Tarakasi is a type of silver filigree work from Cuttack, a city in Odisha in the eastern part of India.

Origin

This highly skilled art form is more than 500 years old and is traditionally done by local artisans on the Eastern shores of Odisha. Presently, the silver filigree workers are largely from the district of Cuttack, where the art flourishes.

Technique
The filigree artists work with an alloy of 90% or more pure silver. First, the lump of silver is placed into a small clay pot and the two are put into a bucket full of hot coals. The temperature is regulated through a bellows that is hand operated by a crank.

The melting process takes about ten minutes and then the silver is poured into a small, rod-like mold and cooled by submerging the rod in water. It is then placed into a machine that will press the rod into a long, thin wire. This tedious and physically demanding process had been done traditionally by hand and took two men to turn the crank.

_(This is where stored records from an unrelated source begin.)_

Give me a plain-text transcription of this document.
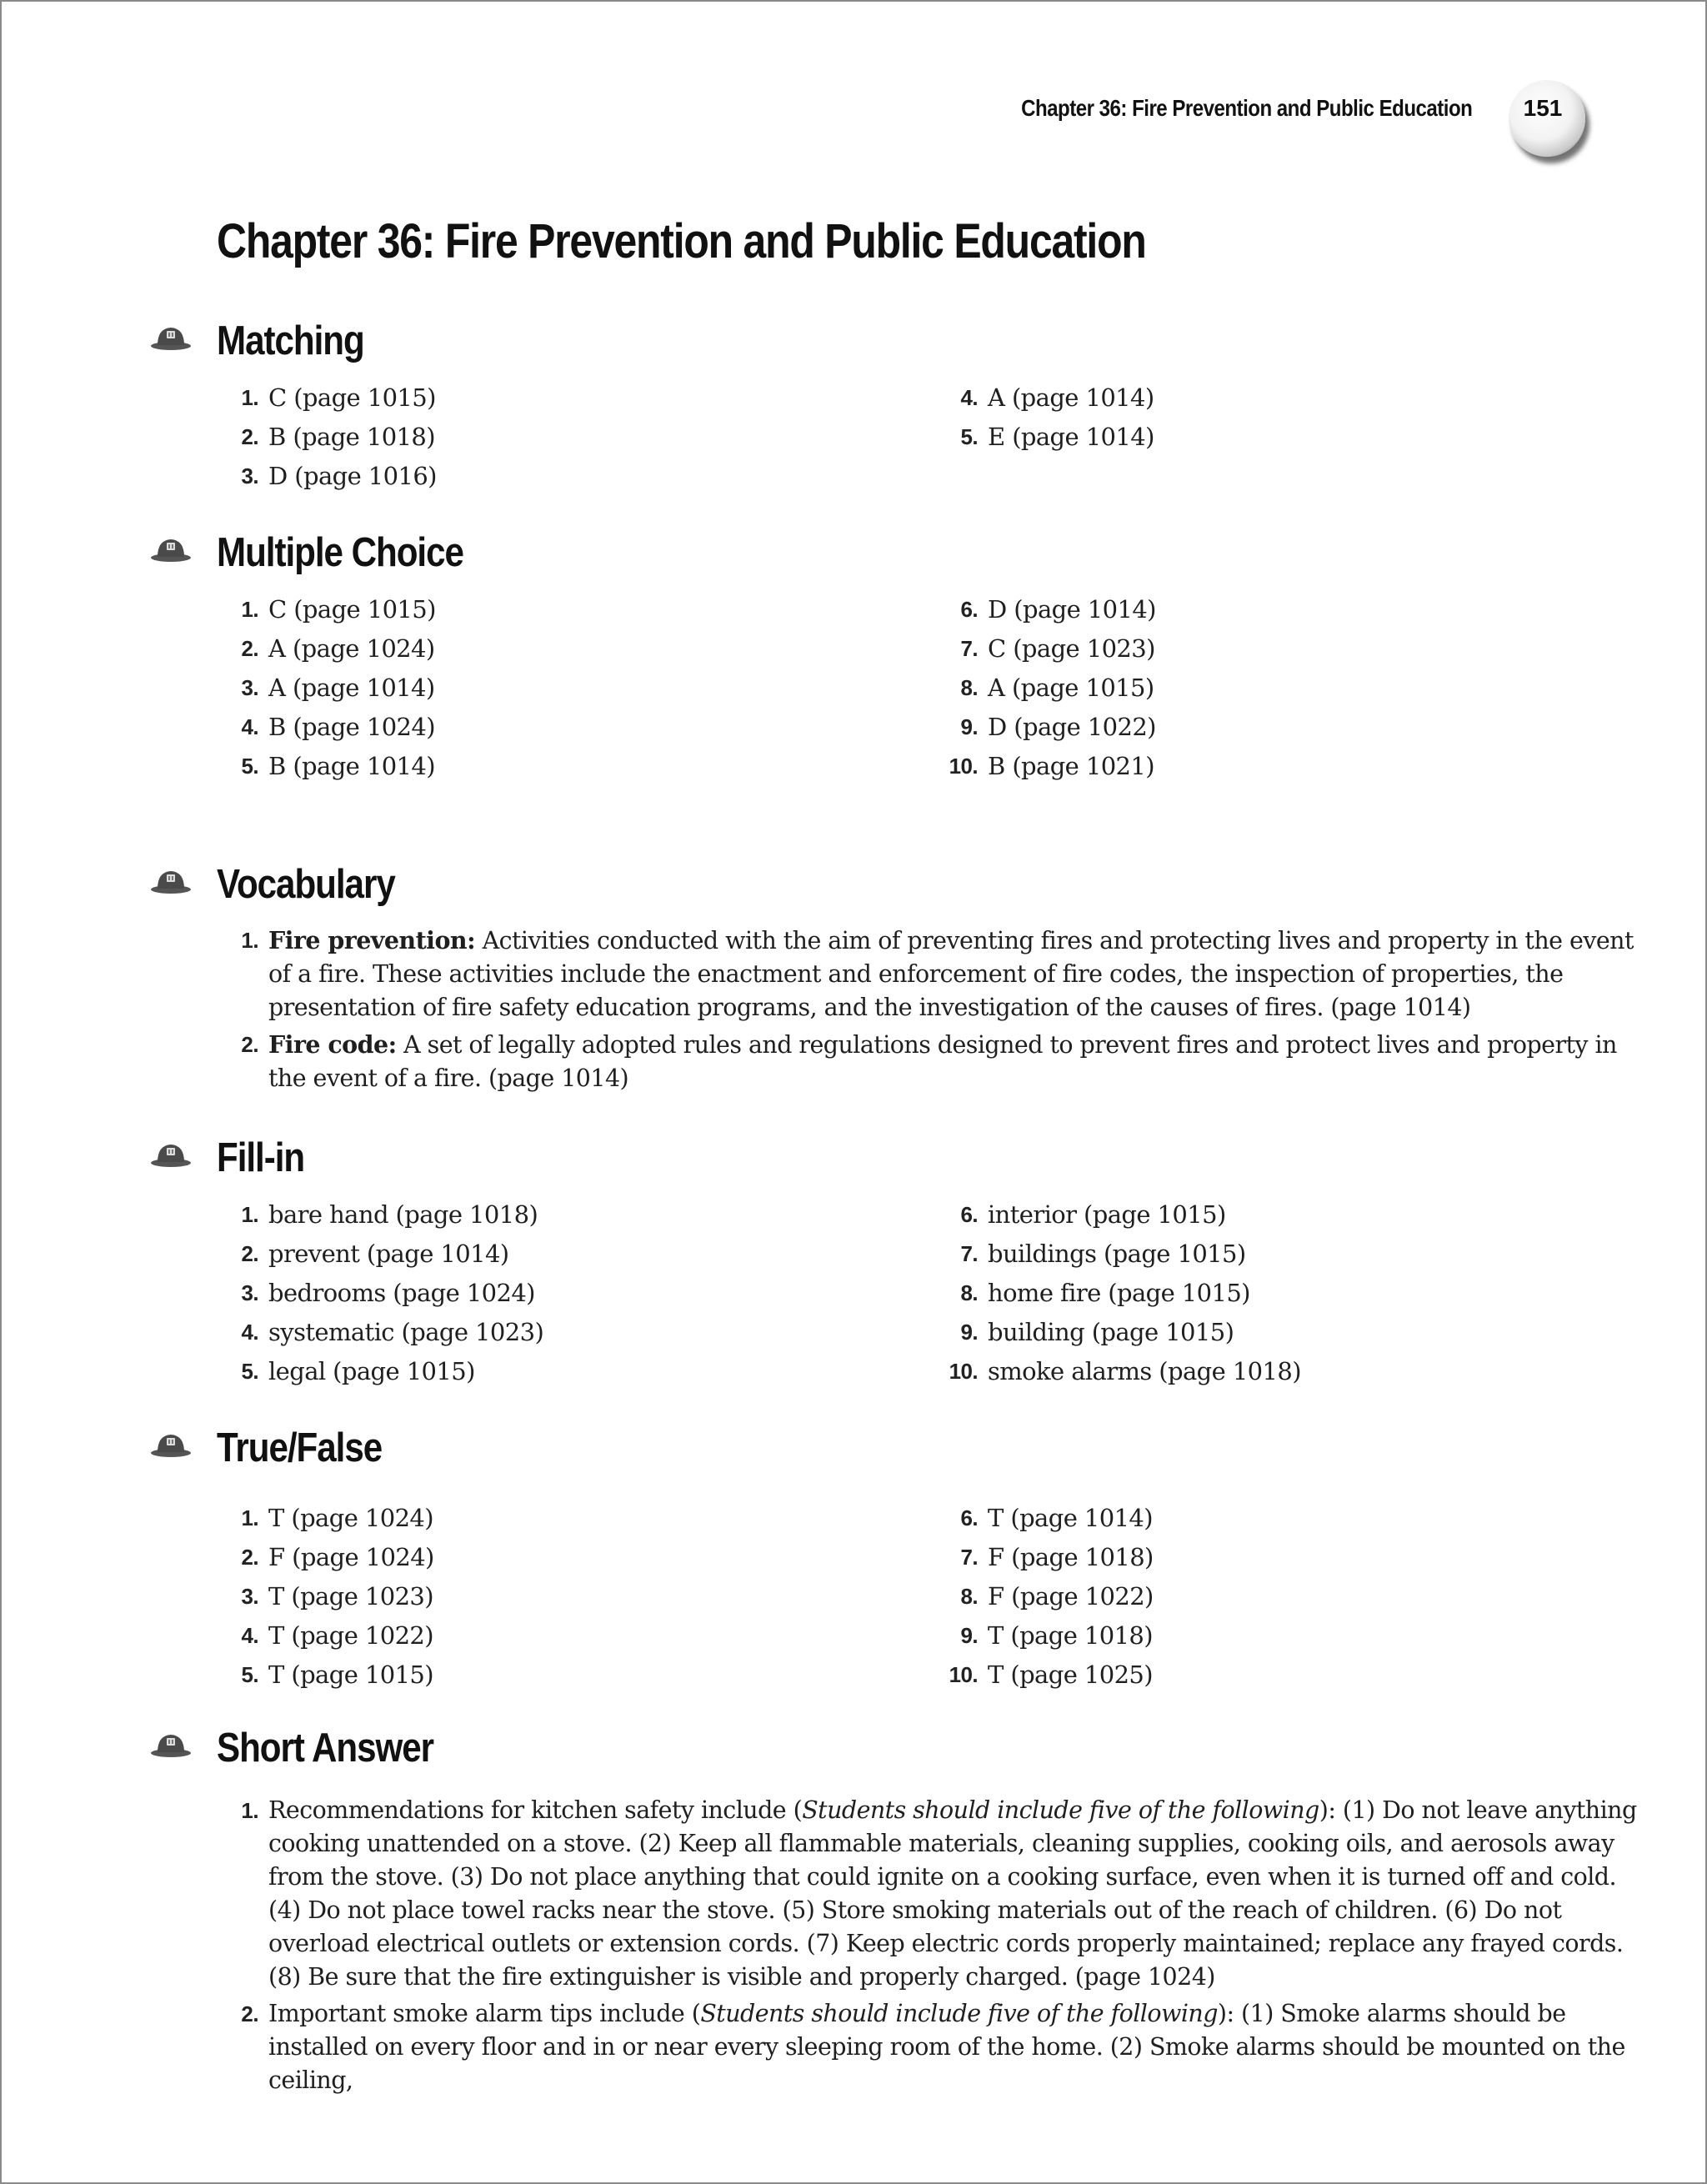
Chapter 36: Fire Prevention and Public Education	151
Chapter 36: Fire Prevention and Public Education
Matching
1. C (page 1015)
2. B (page 1018)
3. D (page 1016)
4. A (page 1014)
5. E (page 1014)
Multiple Choice
1. C (page 1015)
2. A (page 1024)
3. A (page 1014)
4. B (page 1024)
5. B (page 1014)
6. D (page 1014)
7. C (page 1023)
8. A (page 1015)
9. D (page 1022)
10. B (page 1021)
Vocabulary
1. Fire prevention: Activities conducted with the aim of preventing fires and protecting lives and property in the event of a fire. These activities include the enactment and enforcement of fire codes, the inspection of properties, the presentation of fire safety education programs, and the investigation of the causes of fires. (page 1014)
2. Fire code: A set of legally adopted rules and regulations designed to prevent fires and protect lives and property in the event of a fire. (page 1014)
Fill-in
1. bare hand (page 1018)
2. prevent (page 1014)
3. bedrooms (page 1024)
4. systematic (page 1023)
5. legal (page 1015)
6. interior (page 1015)
7. buildings (page 1015)
8. home fire (page 1015)
9. building (page 1015)
10. smoke alarms (page 1018)
True/False
1. T (page 1024)
2. F (page 1024)
3. T (page 1023)
4. T (page 1022)
5. T (page 1015)
6. T (page 1014)
7. F (page 1018)
8. F (page 1022)
9. T (page 1018)
10. T (page 1025)
Short Answer
1. Recommendations for kitchen safety include (Students should include five of the following): (1) Do not leave anything cooking unattended on a stove. (2) Keep all flammable materials, cleaning supplies, cooking oils, and aerosols away from the stove. (3) Do not place anything that could ignite on a cooking surface, even when it is turned off and cold. (4) Do not place towel racks near the stove. (5) Store smoking materials out of the reach of children. (6) Do not overload electrical outlets or extension cords. (7) Keep electric cords properly maintained; replace any frayed cords. (8) Be sure that the fire extinguisher is visible and properly charged. (page 1024)
2. Important smoke alarm tips include (Students should include five of the following): (1) Smoke alarms should be installed on every floor and in or near every sleeping room of the home. (2) Smoke alarms should be mounted on the ceiling,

Once the silver is pressed into a flat, workable wire, the wire itself can first be hand carved with intricate designs or immediately smoldered by a small kerosene fire with one artist directing the small flame with a tube held in his mouth into which he can blow. This process makes it easier for the artisan to mold the wire into the desired frame for the piece before it is cooled. Next the wires are strung together and twisted and shaped into a design by the artist’s precise fingers. Soldering is done by placing the piece into a mixture of borax powder and water, sprinkling soldering powder on it, and then placing it once again under the small flame. This insures that the detail of the design will stay intact.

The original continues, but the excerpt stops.